Still, after a year of posting somewhat regularly on my blog, and hoping to be a real life published author someday, a local magazine accepted a rough draft of mine about writing stories. Durango Neighbor magazine only publishes in the real world, as in, not digitally. So, I can’t link to an article. Just look really close at the picture! It’s a real thing folks. Thank goodness you can try something and it kind of works sometimes!
Clearing the Land
The great thing about having my article published was that it actually wasn’t that hard, at least the writing part. Publishers really do just want content. In simpler words, we just have to try.
Ann Lamott has a book called Bird by Bird, where she explains so clearly how writing and life have almost everything in common. If you are not a writer, maybe your are here for the bad gardening advice. Why would you want that? I heard Erin Loechner say in an interview with Hope Writers that doing a brain dump is like clearing the land, so something useful can be made in its place. Like planting a garden, or building a house, you’ve got to clear out the old roots, and rocks and shrubs to prepare for something more useful in it’s place.
Almost all of my writing could be called clearing the land. I have to clear land every morning. For whatever reason, night time is when all these weedy thoughts build up in my mind, and if I don’t get rid of them, they become like this awful jungle vine that takes over all my rational, smart, productive thoughts.
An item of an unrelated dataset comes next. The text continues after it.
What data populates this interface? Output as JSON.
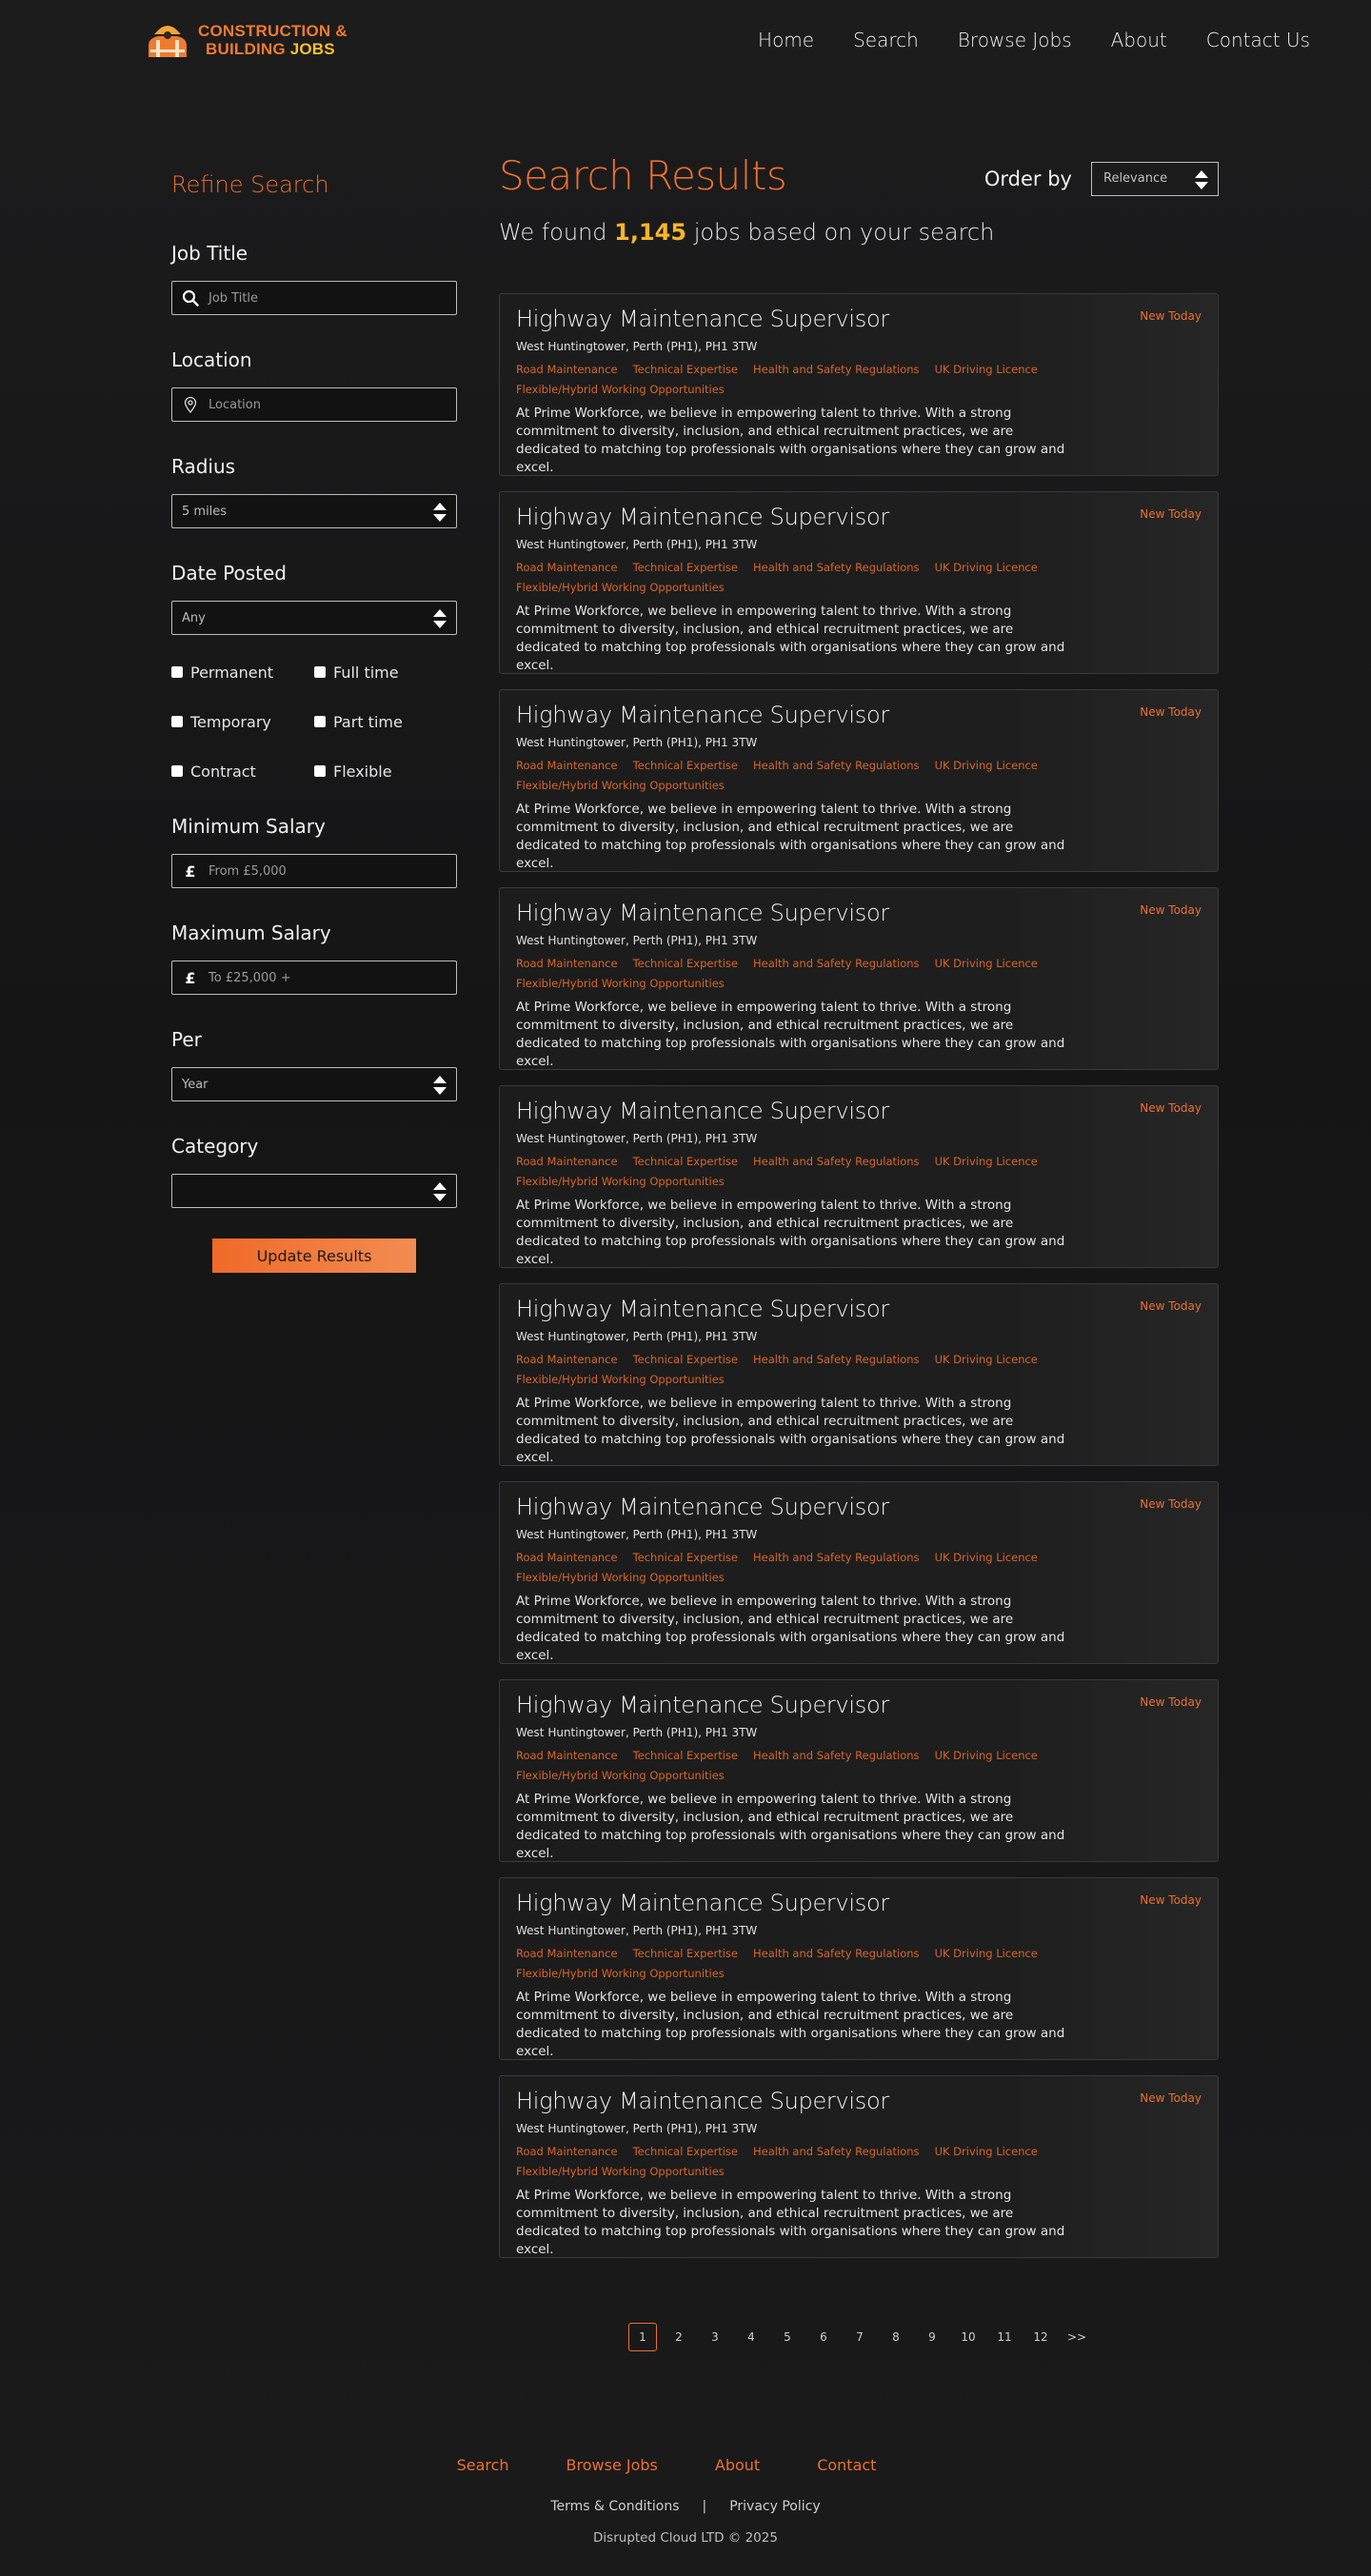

So, not all my gardening advice is bad, you’ve got to do the weeding.
Daffodils and Mint, Let Things Grow
The steps for writing and gardening are similar: clear the land, let things grow, pay attention. Wait, those aren’t the steps are they? Did I forget the planting part? After years of trying to garden, I have learned how little control I have over the success of it. No matter how high the fence, the deer always get in. I either over water, or let things dry out. Just when I think I have things figured out, and early frost comes in. Writing rough drafts, and gardening, have taught me how important it is to let some things go.
Still, there is the daffodils and the mint. They are wonderful proof of trying something and paying attention. The daffodils and the mint are rough drafts that worked. I planted them years ago, and they dutifully pop out every year, even though I don’t really take care of them. Sometimes you can’t really see them under all the leaves that should have been raked, and old weeds, but they are there! When I write anything, I always hope the words will become daffodils and mint. That they will be useful or beautiful. I just don’t always know. It’s OK that I don’t have control over how my words will turn out. At least I am trying to say something, to grow something, and it doesn’t have to be perfect. This is life, to try something, and then pay attention.
Pay Attention
After you have cleared the land (dumped your thoughts), let some things grow (written a rough draft), pay attention. Read it without making any changes, just see what pops up. I always do this at least a day later. You’ve got to get away from it for a while. It takes a whole year for daffodils and mint to show up again. Go back with fresh eyes, and newly cleared land the next day. Almost every time, I end up rewriting the whole thing, but not until I have given it a chance to show me what’s there. This is the tenth revision and I’m almost ready to hit publish.
The first draft of this post was intended to be about myself, as a walking breathing rough draft, but the second or third time through, I remembered the daffodils and the mint. Why would daffodils and mint remind me of writing? I resonated with the clearing the land metaphor, which led to my failed attempts at gardening, which reminded me about rough drafts, and my love for them.
I’m sure this post doesn’t make much sense. It’s still a rough draft after all!